# Data Checker

This notebook is meant to do various checks to make sure that the data is accurate.

The main two checkers are:

1. Check to ensure that the amounts in the nested tree is accurate.

2. Check that the total surplus (or deficit) adds up to what was presented in the financial statement.

*Note - the total revenue and the total spend will not reflect the Consolidated Statement of Change in Net Financial Assets page 16 of the financial statement. This is due to more granular data in Note 15 on page 35 where I separated out the taxes collected by the city (revenue) against the taxes remitted to various Metro Vancouver Organizations (expenses) while page 16 only showed the total difference to be in the revenue.*

## Check to ensure that the amounts in the nested tree is accurate.

We define a function here to resursively sum up the "amount" field, no matter how deeply nested it is.

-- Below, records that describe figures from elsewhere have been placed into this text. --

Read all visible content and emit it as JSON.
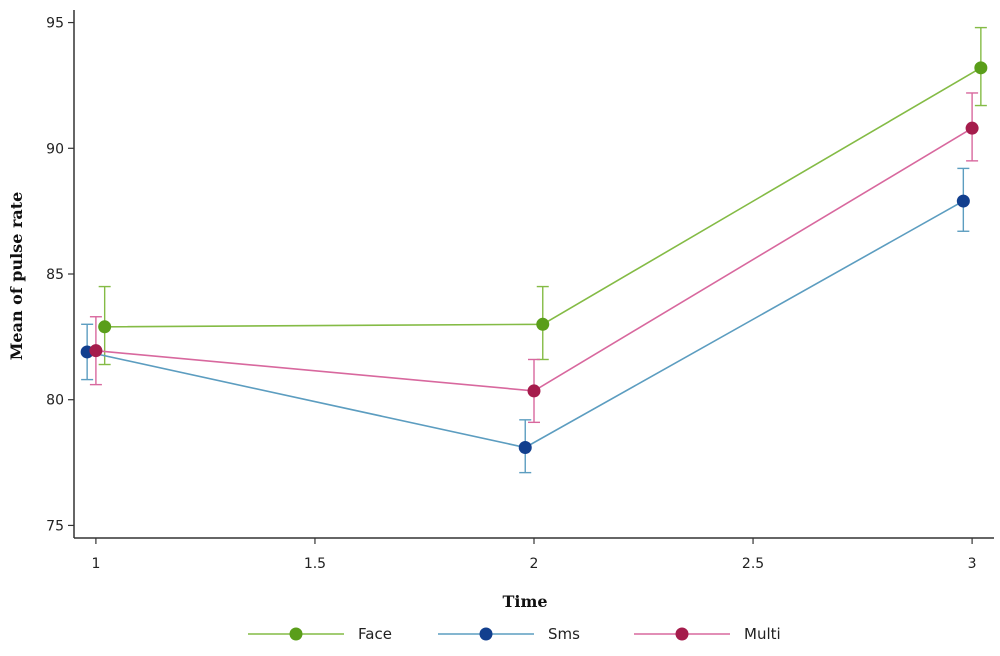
{
  "chart_data": {
    "type": "line",
    "title": "",
    "xlabel": "Time",
    "ylabel": "Mean of pulse rate",
    "xlim": [
      0.95,
      3.05
    ],
    "ylim": [
      74.5,
      95.5
    ],
    "x_ticks": [
      "1",
      "1.5",
      "2",
      "2.5",
      "3"
    ],
    "y_ticks": [
      "75",
      "80",
      "85",
      "90",
      "95"
    ],
    "grid": false,
    "legend_position": "bottom",
    "error_bars": true,
    "series": [
      {
        "name": "Face",
        "color": "#84bb45",
        "marker_color": "#5a9e1a",
        "x": [
          1.02,
          2.02,
          3.02
        ],
        "y": [
          82.9,
          83.0,
          93.2
        ],
        "err_low": [
          81.4,
          81.6,
          91.7
        ],
        "err_high": [
          84.5,
          84.5,
          94.8
        ]
      },
      {
        "name": "Sms",
        "color": "#5c9dc0",
        "marker_color": "#123f8e",
        "x": [
          0.98,
          1.98,
          2.98
        ],
        "y": [
          81.9,
          78.1,
          87.9
        ],
        "err_low": [
          80.8,
          77.1,
          86.7
        ],
        "err_high": [
          83.0,
          79.2,
          89.2
        ]
      },
      {
        "name": "Multi",
        "color": "#d8689e",
        "marker_color": "#a51c4c",
        "x": [
          1.0,
          2.0,
          3.0
        ],
        "y": [
          81.95,
          80.35,
          90.8
        ],
        "err_low": [
          80.6,
          79.1,
          89.5
        ],
        "err_high": [
          83.3,
          81.6,
          92.2
        ]
      }
    ]
  }
}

This wil help us get the tallies for the revenue + the spend.

In [9]:
def sum_amounts(node):
    if isinstance(node, dict):
        if isinstance(node.get("children"), list):
            return sum(sum_amounts(c) for c in node["children"])
        return float(node.get("amount", 0.0))
    if isinstance(node, list):
        return sum(sum_amounts(x) for x in node)
    return 0.0

Next, we import the data.

In [10]:
import json
from pathlib import Path

with open(Path("./final_data/sankey.json"), "r", encoding="utf-8") as f:
    data = json.load(f)


Now, we take the reported revenue and the reported spend in the JSON data and compare it against the sankey nested amounts.

In [11]:
deep_revenue  = sum_amounts(data.get("revenue_data", {}))
deep_spending = sum_amounts(data.get("spending_data", {}))

print("Sankey nested revenue total:", deep_revenue)
print("Sankey nested spending total:", deep_spending)
print("Reported revenue:", data.get("revenue"))
print("Reported spending:", data.get("spending"))
print("Revenue diff:", deep_revenue - data.get("revenue", 0.0))
print("Spending diff:", deep_spending - data.get("spending", 0.0))

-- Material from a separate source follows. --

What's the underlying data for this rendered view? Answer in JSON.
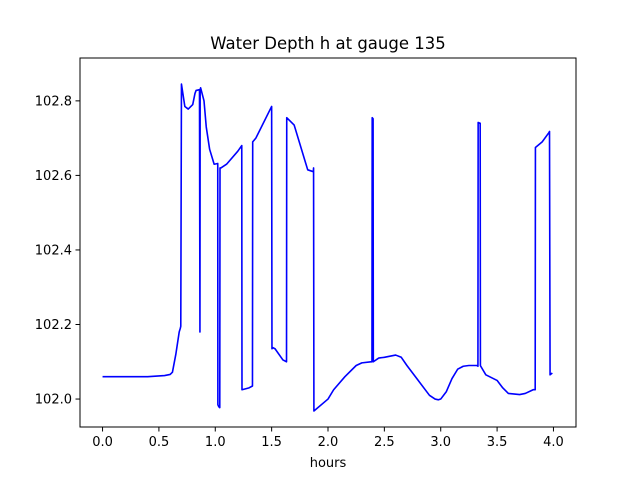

Sankey nested revenue total: 4130.1849999999995
Sankey nested spending total: 3269.5509999999995
Reported revenue: 4130.185
Reported spending: 3269.551
Revenue diff: -9.094947017729282e-13
Spending diff: -4.547473508864641e-13


The revenue and the spending roughly checks out, and so it passes our test to ensure that the nested sums add up to the totals.

## Check that the total surplus (or deficit) adds up to what was presented in the financial statement.

Per page 16 in the financial statement (in the raw data as a PDF), the City of Vancouver had a surplus of 860,634,000.

We will confirm that our sankey data reflects this.

In [8]:


# Note that City of Vancouver reports in '000, while the sankey data is in millions. We convert it to millions here.
pdf_surplus = 860634/1000

sankey_revenue = data.get("revenue")

sankey_spend = data.get("spending")

sankey_surplus = sankey_revenue - sankey_spend

print("Financial Statement Surplus: ", pdf_surplus)
print("Sankey Statement Surplus: ", sankey_surplus)
print("Checker: ", round(pdf_surplus - sankey_surplus))

Financial Statement Surplus:  860.634
Sankey Statement Surplus:  860.6340000000005
Checker:  0


Since the difference is relatively close to zero, we passed the sense check for #2.